Viewpoint: Celebrating the life of Dylan Thomas

Dylan Thomas died in New York on 9 November 1953

Dr Chris Williams is the Research and Knowledge Exchange Impact Officer for the University’s Faculty of Humanities and Social Sciences.

“To misquote awkwardly, it was his sixtieth year in heaven that academia seemed to wake to hearing Dylan Thomas the poet in a year’s turning. I use the description of ‘the poet’ deliberately, as in this centenary year, it seems that critical opinion has started to remember the wonder and power of Dylan’s written verse. The rest of the world never forgot.

It may seem strange, but Dylan Thomas’s successes in numerous literary and performance fields, coupled with some salacious biographies, have been detrimental to his core reputation amongst other writers and academics.

Difficult to label

His writing was never easy to pigeonhole, with various attempts to force his round body into the square holes of surrealist, new apocalyptic, neo-romantic, pastoral traditions or the undefined ‘nature poet’ or ‘Welsh poet’ doomed to failure, so perhaps critics didn’t know the best direction to aim their disapproval from?

If you anonymised some of his best known poems, say ‘Among Those Killed in the Dawn Raid Was a Man Aged a Hundred’, ‘Fern Hill’, ‘Altarwise By Owl-Light’, ‘In My Craft Or Sullen Art’ and ‘Do Not Go Gentle Into That Good Night’ it would be difficult to label the five works as one distinct style, though are all quintessentially and recognisably ‘Thomas’.

From the sixties onwards, what amounted to a blanket of high profile vitriol and negativity championed by Kingsley Amis (who bizarrely ended up a trustee of the Dylan Thomas literary estate) led to a situation where for many years there was barely any serious literary criticism or analysis of one of the best known and best loved poets of the twentieth century.

Popular appeal

Again I use the descriptions advisedly, as outside the realms of poets and critical study, in the second half of the twentieth century Dylan was one of the few poets whose name was known (and with affection) by the general public.

Aside from the poems themselves, stories like ‘A Child’s Christmas in Wales’, broadcasts like ‘Quite Early One Morning’ and the currently ubiquitous ‘Under Milk Wood’ remained hugely popular; ‘Do Not Go Gentle Into That Good Night’ was referenced in everything from newspaper headlines to a Frankie Goes to Hollywood top ten single, and the (inaccurate) famous last words ‘I’ve had eighteen straight whiskies, I think that’s a record’ stayed in the public consciousness, along with the image of the ‘first pop star poet’. Dylan the icon rubbed shoulders with Jim Morrison and Sid Vicious in some quarters, Rimbaud and Swinburne in others.

Artistic appeal

And across the years, other artistic forms recognised and celebrated Thomas.

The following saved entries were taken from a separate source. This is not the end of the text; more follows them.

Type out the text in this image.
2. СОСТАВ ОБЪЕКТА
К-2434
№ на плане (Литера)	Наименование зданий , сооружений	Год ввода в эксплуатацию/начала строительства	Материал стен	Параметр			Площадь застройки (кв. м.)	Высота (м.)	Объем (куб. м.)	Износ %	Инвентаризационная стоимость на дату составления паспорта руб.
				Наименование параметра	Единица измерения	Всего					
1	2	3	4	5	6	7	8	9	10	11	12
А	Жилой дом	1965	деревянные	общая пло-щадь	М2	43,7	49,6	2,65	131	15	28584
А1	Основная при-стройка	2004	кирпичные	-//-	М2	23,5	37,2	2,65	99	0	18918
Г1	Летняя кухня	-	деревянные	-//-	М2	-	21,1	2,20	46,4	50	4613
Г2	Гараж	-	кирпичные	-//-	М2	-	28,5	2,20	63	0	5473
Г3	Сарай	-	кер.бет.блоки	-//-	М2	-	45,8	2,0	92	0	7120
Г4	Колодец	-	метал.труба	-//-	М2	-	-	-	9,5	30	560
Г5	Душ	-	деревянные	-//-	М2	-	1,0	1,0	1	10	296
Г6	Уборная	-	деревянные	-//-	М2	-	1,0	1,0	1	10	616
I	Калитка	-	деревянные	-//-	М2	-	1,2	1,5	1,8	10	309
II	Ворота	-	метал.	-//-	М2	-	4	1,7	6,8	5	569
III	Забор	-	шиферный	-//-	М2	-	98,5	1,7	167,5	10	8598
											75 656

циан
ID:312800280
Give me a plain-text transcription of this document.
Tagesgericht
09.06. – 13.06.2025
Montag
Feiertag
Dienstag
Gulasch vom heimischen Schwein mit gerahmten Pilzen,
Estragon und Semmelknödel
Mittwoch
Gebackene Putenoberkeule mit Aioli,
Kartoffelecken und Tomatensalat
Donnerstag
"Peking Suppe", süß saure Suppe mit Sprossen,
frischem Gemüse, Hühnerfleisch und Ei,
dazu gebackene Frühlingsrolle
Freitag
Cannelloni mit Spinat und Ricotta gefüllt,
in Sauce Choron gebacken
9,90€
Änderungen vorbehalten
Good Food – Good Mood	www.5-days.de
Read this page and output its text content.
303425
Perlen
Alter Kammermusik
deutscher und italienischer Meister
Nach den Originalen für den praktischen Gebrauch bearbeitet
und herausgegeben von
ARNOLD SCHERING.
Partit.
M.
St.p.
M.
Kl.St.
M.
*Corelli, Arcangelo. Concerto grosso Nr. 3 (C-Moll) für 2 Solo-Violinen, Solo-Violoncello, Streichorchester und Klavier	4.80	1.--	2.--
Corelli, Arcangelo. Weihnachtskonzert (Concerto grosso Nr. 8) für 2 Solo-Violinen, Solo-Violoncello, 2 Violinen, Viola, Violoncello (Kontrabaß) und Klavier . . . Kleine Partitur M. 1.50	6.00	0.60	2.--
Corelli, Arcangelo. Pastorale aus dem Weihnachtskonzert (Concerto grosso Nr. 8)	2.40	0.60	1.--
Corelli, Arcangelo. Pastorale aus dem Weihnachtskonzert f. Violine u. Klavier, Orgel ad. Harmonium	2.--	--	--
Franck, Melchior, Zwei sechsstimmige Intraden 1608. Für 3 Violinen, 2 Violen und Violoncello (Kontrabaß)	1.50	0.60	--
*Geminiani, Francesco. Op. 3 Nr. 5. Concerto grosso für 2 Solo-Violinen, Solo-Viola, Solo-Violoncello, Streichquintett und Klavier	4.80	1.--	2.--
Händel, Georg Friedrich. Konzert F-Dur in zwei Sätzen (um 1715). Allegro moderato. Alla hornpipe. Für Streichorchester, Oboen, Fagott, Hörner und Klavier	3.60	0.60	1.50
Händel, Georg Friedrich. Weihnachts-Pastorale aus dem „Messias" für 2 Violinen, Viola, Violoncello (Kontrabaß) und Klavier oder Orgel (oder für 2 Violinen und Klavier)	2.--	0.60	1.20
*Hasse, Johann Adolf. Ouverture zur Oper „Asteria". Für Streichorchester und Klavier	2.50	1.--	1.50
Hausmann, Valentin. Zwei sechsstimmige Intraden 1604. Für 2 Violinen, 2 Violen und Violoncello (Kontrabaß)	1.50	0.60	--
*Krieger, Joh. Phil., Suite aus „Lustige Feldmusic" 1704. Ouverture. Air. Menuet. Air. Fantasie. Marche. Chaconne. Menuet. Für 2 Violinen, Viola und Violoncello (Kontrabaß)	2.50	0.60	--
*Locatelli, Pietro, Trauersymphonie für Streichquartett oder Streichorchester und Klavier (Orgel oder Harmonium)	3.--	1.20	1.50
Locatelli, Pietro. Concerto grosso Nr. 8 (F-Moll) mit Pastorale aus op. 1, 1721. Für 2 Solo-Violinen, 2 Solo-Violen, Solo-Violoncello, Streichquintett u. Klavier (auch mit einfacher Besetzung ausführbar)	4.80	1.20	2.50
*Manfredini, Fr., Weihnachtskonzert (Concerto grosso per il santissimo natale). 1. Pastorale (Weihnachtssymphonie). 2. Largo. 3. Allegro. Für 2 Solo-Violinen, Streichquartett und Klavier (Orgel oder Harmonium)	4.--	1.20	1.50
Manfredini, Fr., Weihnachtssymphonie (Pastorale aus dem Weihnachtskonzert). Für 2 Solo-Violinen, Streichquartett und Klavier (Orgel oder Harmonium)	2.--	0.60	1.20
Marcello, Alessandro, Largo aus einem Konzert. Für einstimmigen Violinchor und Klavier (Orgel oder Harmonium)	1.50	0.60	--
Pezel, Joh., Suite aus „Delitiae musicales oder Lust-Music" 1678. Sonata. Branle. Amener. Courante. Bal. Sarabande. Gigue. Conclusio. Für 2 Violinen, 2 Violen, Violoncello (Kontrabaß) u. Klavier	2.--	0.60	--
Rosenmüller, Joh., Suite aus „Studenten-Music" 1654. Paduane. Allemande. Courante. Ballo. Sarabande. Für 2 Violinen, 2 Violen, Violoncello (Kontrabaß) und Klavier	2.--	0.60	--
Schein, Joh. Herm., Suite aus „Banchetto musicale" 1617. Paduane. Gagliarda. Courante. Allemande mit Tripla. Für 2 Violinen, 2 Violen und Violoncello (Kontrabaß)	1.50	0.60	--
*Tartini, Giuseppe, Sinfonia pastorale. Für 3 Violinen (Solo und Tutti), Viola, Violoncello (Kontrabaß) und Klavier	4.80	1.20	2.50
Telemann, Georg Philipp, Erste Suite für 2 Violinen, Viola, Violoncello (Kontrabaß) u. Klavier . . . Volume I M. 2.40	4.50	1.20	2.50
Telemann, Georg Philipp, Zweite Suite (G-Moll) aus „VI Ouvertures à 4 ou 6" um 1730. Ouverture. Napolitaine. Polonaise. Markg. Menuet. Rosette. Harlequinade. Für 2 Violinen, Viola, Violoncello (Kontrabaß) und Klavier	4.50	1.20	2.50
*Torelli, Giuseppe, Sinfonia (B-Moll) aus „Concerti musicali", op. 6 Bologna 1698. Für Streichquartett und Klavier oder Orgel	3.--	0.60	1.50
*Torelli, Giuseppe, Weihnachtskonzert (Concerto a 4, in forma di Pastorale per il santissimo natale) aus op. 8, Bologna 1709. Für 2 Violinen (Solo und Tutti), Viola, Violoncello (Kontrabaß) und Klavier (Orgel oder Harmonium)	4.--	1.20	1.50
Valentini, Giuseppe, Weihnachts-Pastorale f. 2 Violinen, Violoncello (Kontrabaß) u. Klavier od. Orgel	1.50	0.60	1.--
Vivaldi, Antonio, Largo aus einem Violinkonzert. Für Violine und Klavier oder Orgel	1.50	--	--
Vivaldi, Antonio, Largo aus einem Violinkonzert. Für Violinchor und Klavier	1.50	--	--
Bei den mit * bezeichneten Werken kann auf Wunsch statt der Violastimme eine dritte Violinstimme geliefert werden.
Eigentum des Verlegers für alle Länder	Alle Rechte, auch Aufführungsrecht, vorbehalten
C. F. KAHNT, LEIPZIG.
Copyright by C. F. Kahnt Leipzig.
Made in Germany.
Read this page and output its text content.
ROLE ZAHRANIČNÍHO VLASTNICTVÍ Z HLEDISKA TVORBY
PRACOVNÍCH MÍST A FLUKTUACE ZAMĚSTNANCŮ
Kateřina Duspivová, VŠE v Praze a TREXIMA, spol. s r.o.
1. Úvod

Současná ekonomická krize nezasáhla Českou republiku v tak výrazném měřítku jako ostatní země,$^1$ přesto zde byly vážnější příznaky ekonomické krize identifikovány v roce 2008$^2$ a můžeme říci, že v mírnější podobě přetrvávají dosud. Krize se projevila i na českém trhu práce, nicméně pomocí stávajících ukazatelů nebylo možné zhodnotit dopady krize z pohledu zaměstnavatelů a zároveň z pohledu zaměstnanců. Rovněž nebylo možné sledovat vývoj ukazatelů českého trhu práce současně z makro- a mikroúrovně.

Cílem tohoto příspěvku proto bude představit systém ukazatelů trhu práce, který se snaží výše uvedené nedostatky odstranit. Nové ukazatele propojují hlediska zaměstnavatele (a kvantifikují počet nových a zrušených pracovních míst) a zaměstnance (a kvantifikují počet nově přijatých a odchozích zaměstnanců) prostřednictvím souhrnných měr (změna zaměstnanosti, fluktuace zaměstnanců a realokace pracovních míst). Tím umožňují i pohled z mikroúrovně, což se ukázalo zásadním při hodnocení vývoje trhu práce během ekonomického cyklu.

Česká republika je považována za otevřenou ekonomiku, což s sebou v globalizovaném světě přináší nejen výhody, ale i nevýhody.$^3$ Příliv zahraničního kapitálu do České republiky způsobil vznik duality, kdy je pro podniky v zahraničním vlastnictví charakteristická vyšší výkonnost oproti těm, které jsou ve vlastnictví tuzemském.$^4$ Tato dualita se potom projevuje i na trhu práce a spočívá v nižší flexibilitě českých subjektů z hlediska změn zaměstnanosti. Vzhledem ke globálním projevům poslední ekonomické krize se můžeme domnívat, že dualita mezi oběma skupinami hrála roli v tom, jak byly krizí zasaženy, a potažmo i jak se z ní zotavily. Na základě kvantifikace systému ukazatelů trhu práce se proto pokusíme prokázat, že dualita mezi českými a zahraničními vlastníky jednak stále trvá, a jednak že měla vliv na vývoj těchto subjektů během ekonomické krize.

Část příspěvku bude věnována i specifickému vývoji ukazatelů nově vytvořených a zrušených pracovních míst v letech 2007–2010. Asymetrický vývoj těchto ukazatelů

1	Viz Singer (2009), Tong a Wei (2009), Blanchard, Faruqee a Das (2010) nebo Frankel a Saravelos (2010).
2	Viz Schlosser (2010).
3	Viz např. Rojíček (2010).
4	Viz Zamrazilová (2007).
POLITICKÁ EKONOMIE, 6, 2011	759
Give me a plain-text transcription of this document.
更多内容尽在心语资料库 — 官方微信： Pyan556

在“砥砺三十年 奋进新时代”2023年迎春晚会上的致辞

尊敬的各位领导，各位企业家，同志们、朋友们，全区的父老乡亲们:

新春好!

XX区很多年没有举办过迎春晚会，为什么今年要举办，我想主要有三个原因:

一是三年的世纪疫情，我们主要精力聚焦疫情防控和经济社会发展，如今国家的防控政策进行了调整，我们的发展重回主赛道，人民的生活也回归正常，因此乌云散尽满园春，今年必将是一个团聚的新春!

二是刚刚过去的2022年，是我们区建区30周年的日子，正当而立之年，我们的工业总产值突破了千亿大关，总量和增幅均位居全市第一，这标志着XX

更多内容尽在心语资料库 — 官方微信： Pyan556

Ceri Richards, Peter Blake and Ralph Steadman all flew the flag in the art world (along with Steve Dillon in a graphic novel), composers and performers as diverse as Stravinsky, John Cale, Stan Tracy, Ralph McTell (and currently Cerys Matthews) produced full length works dedicated to his life and poetry, ‘Under Milk Wood’ has had several high profile and celebrity packed versions released, and film has done its part with his original scripts for ‘The Doctor and the Devils’ and ‘Rebecca’s Daughters’ brought to the screen with stars like Timothy Dalton, Peter O’Toole and Joely Richardson starring.

New film

A new biopic starring Elijah Wood,  ‘Set Fire to the Stars’, is released at cinemas this week. There has been a dvd release of some of Thomas’s documentary films, and several collections of his letters and radio broadcasts published. Dylan’s audio recordings have been selected dozens of times on ‘Desert Island Discs’ and his early records for Caedmon essentially launched the modern spoken word market. I could go on. Easily. And I often do.

The one area Dylan Thomas hasn’t been truly appreciated as he deserves though, is in the one thing he loved most and did best, his poetry.  And this omission has been at the hands of those who should in theory be best placed to recognise his literary worth, academics and fellow poets. I’m glad to say this is changing, and this is helped hugely by John Goodby’s recent book ‘Under The Spelling Wall’.

Hopefully the renaissance of Dylan Thomas as a major poet worthy of study will continue and his praises will still be sung/ On this high hill in a year’s turning.”